The brands we work with aren't getting better results because we use AI. Those better results come from the process we’ve built that systematically removes the friction between insight and action. AI just happens to be one of the tools, albeit a powerful one, that makes that process much more efficient. The balance we’re seeing between human expertise assisted by AI is shedding light on a broader shift happening across the CRO industry, where the most effective skilled CRO specialists are finding new ways to partially automate lengthy tasks without ceding strategic control.
Expertise drives results. AI supports and enhances that expertise. This is an important distinction.
The Path Forward
The experimentation programs that are winning aren't the ones running the most tests. They're the ones running the right tests, and doing it faster.
Every week stalled in analysis paralysis is a week of potential improvement that never comes to fruition. Every hypothesis that gets backlogged waiting for wireframes is an opportunity cost the business unknowingly absorbs.

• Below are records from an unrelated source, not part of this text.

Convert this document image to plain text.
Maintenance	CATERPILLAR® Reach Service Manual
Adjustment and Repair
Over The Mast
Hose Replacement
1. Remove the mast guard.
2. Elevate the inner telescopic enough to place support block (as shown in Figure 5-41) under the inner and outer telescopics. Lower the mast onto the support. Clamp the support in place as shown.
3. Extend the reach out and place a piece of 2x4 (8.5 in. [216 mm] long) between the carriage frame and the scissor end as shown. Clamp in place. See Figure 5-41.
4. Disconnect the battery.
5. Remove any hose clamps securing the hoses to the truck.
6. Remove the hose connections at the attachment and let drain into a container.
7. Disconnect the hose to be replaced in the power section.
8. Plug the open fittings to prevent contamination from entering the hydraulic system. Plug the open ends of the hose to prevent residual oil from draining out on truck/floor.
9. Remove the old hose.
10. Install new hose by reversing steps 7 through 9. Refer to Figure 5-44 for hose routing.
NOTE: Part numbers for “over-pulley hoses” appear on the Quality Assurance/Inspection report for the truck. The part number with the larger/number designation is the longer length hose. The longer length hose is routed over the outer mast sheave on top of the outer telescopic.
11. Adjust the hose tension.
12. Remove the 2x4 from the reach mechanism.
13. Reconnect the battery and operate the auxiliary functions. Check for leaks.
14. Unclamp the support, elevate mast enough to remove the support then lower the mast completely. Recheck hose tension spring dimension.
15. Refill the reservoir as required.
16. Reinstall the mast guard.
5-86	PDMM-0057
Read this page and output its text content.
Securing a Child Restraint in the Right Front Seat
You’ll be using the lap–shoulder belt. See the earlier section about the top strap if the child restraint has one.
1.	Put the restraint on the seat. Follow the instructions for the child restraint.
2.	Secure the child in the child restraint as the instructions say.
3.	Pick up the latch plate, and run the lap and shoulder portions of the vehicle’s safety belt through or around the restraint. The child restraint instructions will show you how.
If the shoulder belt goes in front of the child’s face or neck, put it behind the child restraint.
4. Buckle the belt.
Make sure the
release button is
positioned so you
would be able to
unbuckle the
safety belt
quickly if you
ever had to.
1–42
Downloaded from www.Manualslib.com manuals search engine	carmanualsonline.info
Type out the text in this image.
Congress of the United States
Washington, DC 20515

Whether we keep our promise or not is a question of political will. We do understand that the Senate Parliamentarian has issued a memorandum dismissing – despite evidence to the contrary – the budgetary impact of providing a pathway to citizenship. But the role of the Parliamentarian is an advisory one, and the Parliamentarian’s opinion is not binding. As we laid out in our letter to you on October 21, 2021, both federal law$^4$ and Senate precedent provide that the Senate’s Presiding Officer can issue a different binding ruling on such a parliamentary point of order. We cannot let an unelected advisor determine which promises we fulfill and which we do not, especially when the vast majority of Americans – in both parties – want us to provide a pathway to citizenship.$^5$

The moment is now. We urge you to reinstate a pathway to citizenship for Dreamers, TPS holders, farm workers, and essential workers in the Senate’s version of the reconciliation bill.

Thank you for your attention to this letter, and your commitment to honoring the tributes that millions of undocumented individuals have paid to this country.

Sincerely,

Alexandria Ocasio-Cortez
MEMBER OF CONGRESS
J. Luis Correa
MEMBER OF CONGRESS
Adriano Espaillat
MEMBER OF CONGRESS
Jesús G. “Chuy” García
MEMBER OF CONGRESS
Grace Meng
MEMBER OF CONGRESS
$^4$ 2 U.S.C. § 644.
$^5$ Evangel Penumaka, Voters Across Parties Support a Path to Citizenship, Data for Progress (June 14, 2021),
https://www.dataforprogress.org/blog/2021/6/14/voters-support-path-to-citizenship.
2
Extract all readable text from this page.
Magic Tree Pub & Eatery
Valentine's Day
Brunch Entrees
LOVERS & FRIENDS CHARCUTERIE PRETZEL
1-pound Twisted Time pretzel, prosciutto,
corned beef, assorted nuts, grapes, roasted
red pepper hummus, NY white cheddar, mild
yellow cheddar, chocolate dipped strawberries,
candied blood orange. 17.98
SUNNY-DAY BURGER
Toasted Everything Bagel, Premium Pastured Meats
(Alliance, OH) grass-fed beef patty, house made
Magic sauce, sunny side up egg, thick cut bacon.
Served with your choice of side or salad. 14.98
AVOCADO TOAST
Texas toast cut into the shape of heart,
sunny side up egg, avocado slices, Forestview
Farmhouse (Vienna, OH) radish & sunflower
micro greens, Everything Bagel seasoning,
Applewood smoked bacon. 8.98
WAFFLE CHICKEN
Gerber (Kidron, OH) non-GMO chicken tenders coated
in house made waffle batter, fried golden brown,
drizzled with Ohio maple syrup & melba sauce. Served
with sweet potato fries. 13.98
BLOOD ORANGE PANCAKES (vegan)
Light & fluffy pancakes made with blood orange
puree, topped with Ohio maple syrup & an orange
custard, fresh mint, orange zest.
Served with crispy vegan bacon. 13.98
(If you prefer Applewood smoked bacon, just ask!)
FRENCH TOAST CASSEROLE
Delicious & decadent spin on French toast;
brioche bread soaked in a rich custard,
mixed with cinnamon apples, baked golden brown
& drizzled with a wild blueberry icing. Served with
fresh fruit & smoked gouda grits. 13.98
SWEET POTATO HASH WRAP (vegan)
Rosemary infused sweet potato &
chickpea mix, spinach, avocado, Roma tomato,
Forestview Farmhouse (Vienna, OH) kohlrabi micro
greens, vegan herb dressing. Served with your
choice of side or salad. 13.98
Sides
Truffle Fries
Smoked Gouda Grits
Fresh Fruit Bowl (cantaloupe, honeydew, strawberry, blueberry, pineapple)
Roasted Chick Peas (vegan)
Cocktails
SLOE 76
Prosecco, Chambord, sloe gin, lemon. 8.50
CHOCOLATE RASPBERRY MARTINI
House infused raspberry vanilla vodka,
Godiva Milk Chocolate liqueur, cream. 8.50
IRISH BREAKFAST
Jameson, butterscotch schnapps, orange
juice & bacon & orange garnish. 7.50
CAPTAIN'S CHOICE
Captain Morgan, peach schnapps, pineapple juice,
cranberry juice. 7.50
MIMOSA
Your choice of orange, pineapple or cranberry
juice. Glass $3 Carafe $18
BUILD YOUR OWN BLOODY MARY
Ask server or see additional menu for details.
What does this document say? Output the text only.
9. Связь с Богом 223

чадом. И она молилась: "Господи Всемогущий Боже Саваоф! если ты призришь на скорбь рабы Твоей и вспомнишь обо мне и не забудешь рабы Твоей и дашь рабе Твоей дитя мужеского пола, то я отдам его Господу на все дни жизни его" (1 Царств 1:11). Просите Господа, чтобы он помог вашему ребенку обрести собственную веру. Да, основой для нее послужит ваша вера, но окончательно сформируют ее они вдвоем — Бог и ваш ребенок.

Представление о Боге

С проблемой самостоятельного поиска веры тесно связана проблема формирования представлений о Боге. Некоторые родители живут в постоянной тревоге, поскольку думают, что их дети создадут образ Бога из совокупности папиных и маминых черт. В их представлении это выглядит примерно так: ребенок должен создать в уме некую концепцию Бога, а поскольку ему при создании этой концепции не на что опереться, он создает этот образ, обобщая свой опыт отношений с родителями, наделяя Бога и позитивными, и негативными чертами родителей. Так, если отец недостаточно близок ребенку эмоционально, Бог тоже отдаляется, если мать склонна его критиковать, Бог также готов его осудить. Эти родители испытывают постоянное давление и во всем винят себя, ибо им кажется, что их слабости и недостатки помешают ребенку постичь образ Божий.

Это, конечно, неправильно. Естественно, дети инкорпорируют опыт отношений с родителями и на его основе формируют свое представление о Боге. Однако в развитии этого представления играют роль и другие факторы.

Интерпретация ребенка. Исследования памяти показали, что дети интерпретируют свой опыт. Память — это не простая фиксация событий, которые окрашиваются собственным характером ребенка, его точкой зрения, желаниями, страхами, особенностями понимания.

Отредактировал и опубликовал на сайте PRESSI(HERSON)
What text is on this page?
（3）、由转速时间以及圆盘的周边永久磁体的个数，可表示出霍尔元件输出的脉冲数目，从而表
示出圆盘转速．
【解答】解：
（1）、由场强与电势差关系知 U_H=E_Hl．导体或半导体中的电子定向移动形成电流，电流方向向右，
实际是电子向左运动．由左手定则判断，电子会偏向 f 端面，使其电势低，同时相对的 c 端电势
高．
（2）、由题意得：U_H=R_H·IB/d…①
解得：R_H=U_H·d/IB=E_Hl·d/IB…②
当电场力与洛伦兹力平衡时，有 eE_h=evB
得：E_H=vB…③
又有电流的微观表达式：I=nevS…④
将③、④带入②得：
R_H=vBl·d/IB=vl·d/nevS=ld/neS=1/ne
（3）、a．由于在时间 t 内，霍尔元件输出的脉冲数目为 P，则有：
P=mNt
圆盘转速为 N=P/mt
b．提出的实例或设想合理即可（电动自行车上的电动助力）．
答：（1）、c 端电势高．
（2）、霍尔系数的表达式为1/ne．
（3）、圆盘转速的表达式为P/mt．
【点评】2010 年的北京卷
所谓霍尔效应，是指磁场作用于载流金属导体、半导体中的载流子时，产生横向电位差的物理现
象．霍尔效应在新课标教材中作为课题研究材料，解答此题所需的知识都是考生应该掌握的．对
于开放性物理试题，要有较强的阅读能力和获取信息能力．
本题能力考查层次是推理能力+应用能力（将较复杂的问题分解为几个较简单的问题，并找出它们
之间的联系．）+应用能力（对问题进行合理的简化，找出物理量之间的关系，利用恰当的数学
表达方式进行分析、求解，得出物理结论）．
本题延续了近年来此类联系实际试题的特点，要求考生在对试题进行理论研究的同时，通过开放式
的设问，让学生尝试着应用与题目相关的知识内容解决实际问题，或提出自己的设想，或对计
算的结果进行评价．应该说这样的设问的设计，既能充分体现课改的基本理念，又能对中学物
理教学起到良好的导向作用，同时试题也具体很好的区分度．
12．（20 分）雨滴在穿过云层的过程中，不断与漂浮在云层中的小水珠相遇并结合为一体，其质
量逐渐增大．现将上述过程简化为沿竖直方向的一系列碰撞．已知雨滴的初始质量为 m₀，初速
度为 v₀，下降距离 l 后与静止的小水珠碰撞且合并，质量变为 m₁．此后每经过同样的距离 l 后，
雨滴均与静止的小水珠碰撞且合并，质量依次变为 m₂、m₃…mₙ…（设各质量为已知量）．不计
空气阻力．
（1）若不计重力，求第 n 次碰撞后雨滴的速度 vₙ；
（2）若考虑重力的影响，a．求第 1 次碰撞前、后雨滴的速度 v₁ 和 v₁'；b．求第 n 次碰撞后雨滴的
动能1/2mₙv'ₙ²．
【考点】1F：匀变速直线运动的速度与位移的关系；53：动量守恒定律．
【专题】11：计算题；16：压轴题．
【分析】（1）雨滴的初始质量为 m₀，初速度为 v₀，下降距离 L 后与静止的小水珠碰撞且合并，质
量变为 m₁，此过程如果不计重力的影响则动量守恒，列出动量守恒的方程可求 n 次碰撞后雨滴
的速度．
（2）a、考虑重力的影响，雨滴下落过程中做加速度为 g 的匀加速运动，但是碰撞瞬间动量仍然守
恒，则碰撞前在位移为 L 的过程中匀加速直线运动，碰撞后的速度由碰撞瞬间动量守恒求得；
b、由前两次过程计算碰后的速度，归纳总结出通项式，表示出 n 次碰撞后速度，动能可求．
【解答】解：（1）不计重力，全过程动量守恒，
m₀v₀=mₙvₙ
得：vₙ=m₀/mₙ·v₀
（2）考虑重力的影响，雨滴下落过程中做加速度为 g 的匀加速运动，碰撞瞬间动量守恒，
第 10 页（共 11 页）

We've found an effective way to significantly compress our process, with research cycles taking days rather than weeks. Hypothesis pipelines that moved at a snail’s pace now run full speed with tested, validated directions. And at that faster pace, the quality of what we're testing still hasn't dropped. In fact, it's improved, because we have time to explore more angles and challenge more assumptions before committing resources than we could before.
This evolution in how CRO teams operate is an obvious strategic shift in how optimization programs are being structured. And now, speed and quality are no longer trade-offs.
It’s a safe bet that your funnel is probably losing revenue right now. And the question isn't whether opportunities exist, because they definitely do. The question is how fast are you able to identify them, validate them, and take the appropriate action.
The gap between insight and action is where performance improvement either happens or doesn’t. Once you close that gap, everything else will follow.